UNIOSUN SHOOTING INCIDENT BY THE POLICE
UNIOSUN SHOOTING INCIDENT BY THE POLICE
ON Saturday January 21, two students of the Osun State University (UNIOSUN), Osogbo, Kazeem Adesola and Ibrahim Ajao, were on the receiving end of bullets fired indiscriminately by officers from a police patrol team representing Zone 11 of the Nigeria Police Force in charge of Osun, Oyo, and Ondo states. According to eyewitnesses, Adesola and Ajao were taking part in a kickabout with their friends somewhere in the Oke Baale area of the town when plain-clothes police officers from Zone 11, ostensibly on the trail of ‘Yahoo Yahoo’ internet fraudsters, interrupted their game.
Normally, an encounter such as the one that took place would be expected to end peacefully. A police officer approaches a citizen (or a group of citizens in this case), makes enquiries, and peacefully makes his exit after verifying the bona fides of the individuals. But on this particular occasion, events took a different turn, the reason being that, instead of merely verifying the identities of the students, the police officers, in a rerun of a horror movie that millions of Nigerians have seen too many times, went ahead to demand monetary gratification from the students.Naturally, the students refused to play ball. After all, they had broken no law. They had merely come to enjoy a game of football, and were loath to part with their hard-earned monies and mobile phones, which, according to the students, the police were in the habit of illegally confiscating. When the students took a stand, the police officers, not wanting to lose face, callously opened fire, in the process hitting Messrs. Adesola and Ajao.According to a student who witnessed the incident, “We were playing football when they came. They always come like that to arrest students here. They would say that we are involved in yahoo-yahoo and they would seize our laptops and phones. They would collect money on the pretext of bail. But we resisted them on this last occasion. Within the twinkle of an eye, the policemen started shooting. When the policemen started shooting, we ran away but the bullet hit two of us and they were rushed to the hospital.”
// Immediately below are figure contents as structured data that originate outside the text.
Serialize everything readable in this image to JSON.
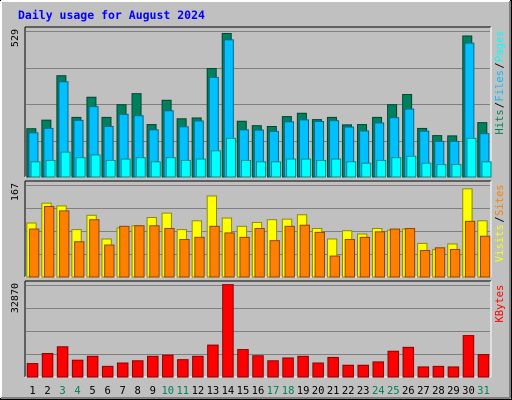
{
  "title": "Daily usage for August 2024",
  "colors": {
    "background": "#c0c0c0",
    "plot_bg": "#c0c0c0",
    "title": "#0000ff",
    "hits": "#00805c",
    "files": "#00c0ff",
    "pages": "#00ffff",
    "visits": "#ffff00",
    "sites": "#ff8000",
    "kbytes": "#ff0000",
    "day_weekend": "#00805c",
    "day_weekday": "#000000"
  },
  "chart_data": [
    {
      "type": "bar",
      "panel": "hits-files-pages",
      "ymax_label": "529",
      "ylim": [
        0,
        529
      ],
      "legend": [
        {
          "name": "Pages",
          "color": "#00ffff"
        },
        {
          "name": "Files",
          "color": "#00c0ff"
        },
        {
          "name": "Hits",
          "color": "#00805c"
        }
      ],
      "categories": [
        "1",
        "2",
        "3",
        "4",
        "5",
        "6",
        "7",
        "8",
        "9",
        "10",
        "11",
        "12",
        "13",
        "14",
        "15",
        "16",
        "17",
        "18",
        "19",
        "20",
        "21",
        "22",
        "23",
        "24",
        "25",
        "26",
        "27",
        "28",
        "29",
        "30",
        "31"
      ],
      "series": [
        {
          "name": "Hits",
          "values": [
            175,
            206,
            367,
            216,
            289,
            216,
            262,
            302,
            190,
            278,
            211,
            214,
            393,
            520,
            202,
            186,
            183,
            219,
            231,
            208,
            216,
            189,
            190,
            216,
            262,
            299,
            176,
            150,
            149,
            511,
            197
          ]
        },
        {
          "name": "Files",
          "values": [
            160,
            176,
            345,
            205,
            255,
            183,
            227,
            222,
            171,
            240,
            182,
            203,
            361,
            497,
            171,
            170,
            165,
            200,
            207,
            201,
            204,
            181,
            167,
            196,
            215,
            246,
            166,
            129,
            129,
            485,
            157
          ]
        },
        {
          "name": "Pages",
          "values": [
            55,
            60,
            90,
            70,
            80,
            60,
            65,
            70,
            55,
            70,
            60,
            65,
            95,
            140,
            60,
            55,
            55,
            65,
            65,
            60,
            65,
            55,
            50,
            60,
            70,
            75,
            50,
            45,
            45,
            140,
            55
          ]
        }
      ]
    },
    {
      "type": "bar",
      "panel": "visits-sites",
      "ymax_label": "167",
      "ylim": [
        0,
        167
      ],
      "legend": [
        {
          "name": "Sites",
          "color": "#ff8000"
        },
        {
          "name": "Visits",
          "color": "#ffff00"
        }
      ],
      "categories": [
        "1",
        "2",
        "3",
        "4",
        "5",
        "6",
        "7",
        "8",
        "9",
        "10",
        "11",
        "12",
        "13",
        "14",
        "15",
        "16",
        "17",
        "18",
        "19",
        "20",
        "21",
        "22",
        "23",
        "24",
        "25",
        "26",
        "27",
        "28",
        "29",
        "30",
        "31"
      ],
      "series": [
        {
          "name": "Visits",
          "values": [
            98,
            134,
            129,
            86,
            112,
            69,
            89,
            93,
            108,
            116,
            86,
            102,
            147,
            107,
            92,
            99,
            104,
            105,
            113,
            88,
            69,
            84,
            78,
            88,
            85,
            87,
            61,
            50,
            60,
            160,
            102
          ]
        },
        {
          "name": "Sites",
          "values": [
            87,
            128,
            120,
            64,
            104,
            58,
            92,
            93,
            93,
            88,
            68,
            72,
            92,
            80,
            72,
            88,
            66,
            92,
            94,
            81,
            38,
            68,
            72,
            82,
            87,
            88,
            48,
            53,
            50,
            101,
            74
          ]
        }
      ]
    },
    {
      "type": "bar",
      "panel": "kbytes",
      "ymax_label": "32870",
      "ylim": [
        0,
        32870
      ],
      "legend": [
        {
          "name": "KBytes",
          "color": "#ff0000"
        }
      ],
      "categories": [
        "1",
        "2",
        "3",
        "4",
        "5",
        "6",
        "7",
        "8",
        "9",
        "10",
        "11",
        "12",
        "13",
        "14",
        "15",
        "16",
        "17",
        "18",
        "19",
        "20",
        "21",
        "22",
        "23",
        "24",
        "25",
        "26",
        "27",
        "28",
        "29",
        "30",
        "31"
      ],
      "series": [
        {
          "name": "KBytes",
          "values": [
            4800,
            8400,
            10800,
            6000,
            7400,
            3800,
            5000,
            5800,
            7400,
            7800,
            6200,
            7400,
            11400,
            33000,
            9800,
            7600,
            5800,
            6800,
            7400,
            5000,
            7000,
            4200,
            4200,
            5400,
            9200,
            10600,
            3600,
            3800,
            3600,
            14800,
            8000
          ]
        }
      ]
    }
  ],
  "weekend_days": [
    "3",
    "4",
    "10",
    "11",
    "17",
    "18",
    "24",
    "25",
    "31"
  ]
}
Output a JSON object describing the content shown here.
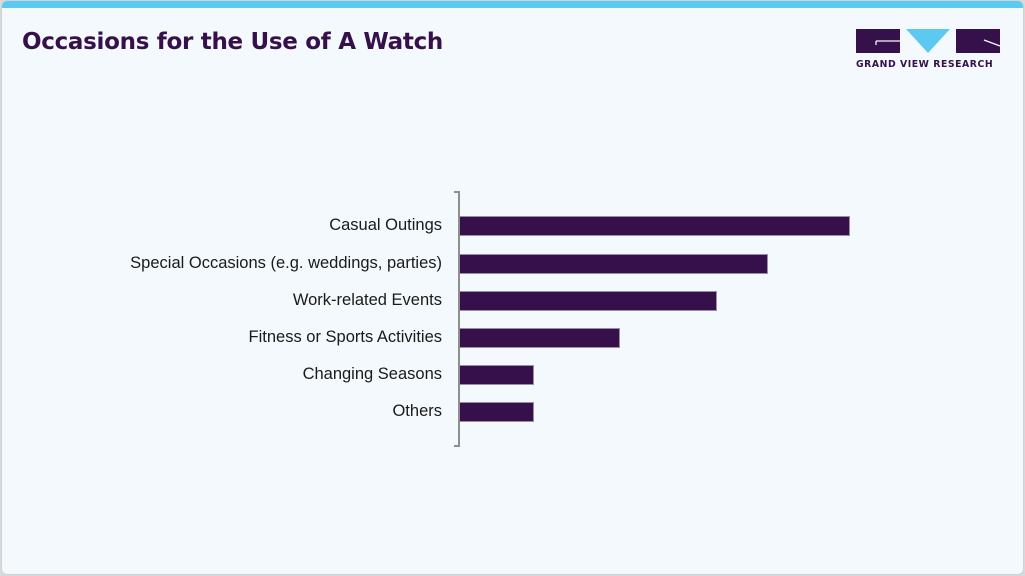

The Osun State Police Commissioner, Mr. Fimihan Adeoye, has said that the police officers involved have been arrested and detained. That is not enough. First and foremost, Mr. Adeoye should give the Force’s version of events and explain why his men had to shoot at defenceless students. More important, in order to lay down a marker as well as send a message to the watching public that the Nigeria Police Force has no place for such officers, they should be discharged forthwith and then made to answer to charges. Any officer who points his gun at the very citizens he swore an oath to protect does not deserve the protection of his uniform.
Naturally, the students have been ventilating their anger. They should do this, peacefully, for as long as they deem necessary. Their right to protest is guaranteed by the Nigerian constitution. Beyond mere protest, however, they should pour their energies into making sure that their colleagues receive the best medical attention and getting the officers involved in this callous act indicted and prosecuted. The UNIOSUN Vice Chancellor, Professor Labode Popoola, has weighed in by suggesting that the students were exposed to danger because they were living off campus. This is totally absurd. Is Professor Popoola saying that his students should expect to be safe only when they are resident in the university? The Vice Chancellor is tending to ringworm when leprosy is clearly the problem, and in doing so damages his own authority.
The state governor, Mr. Rauf Aregbesola, must step in to ensure that justice is done. A society in which police officers shoot freely at innocent citizens without fear of censure or prosecution endangers and diminishes us all.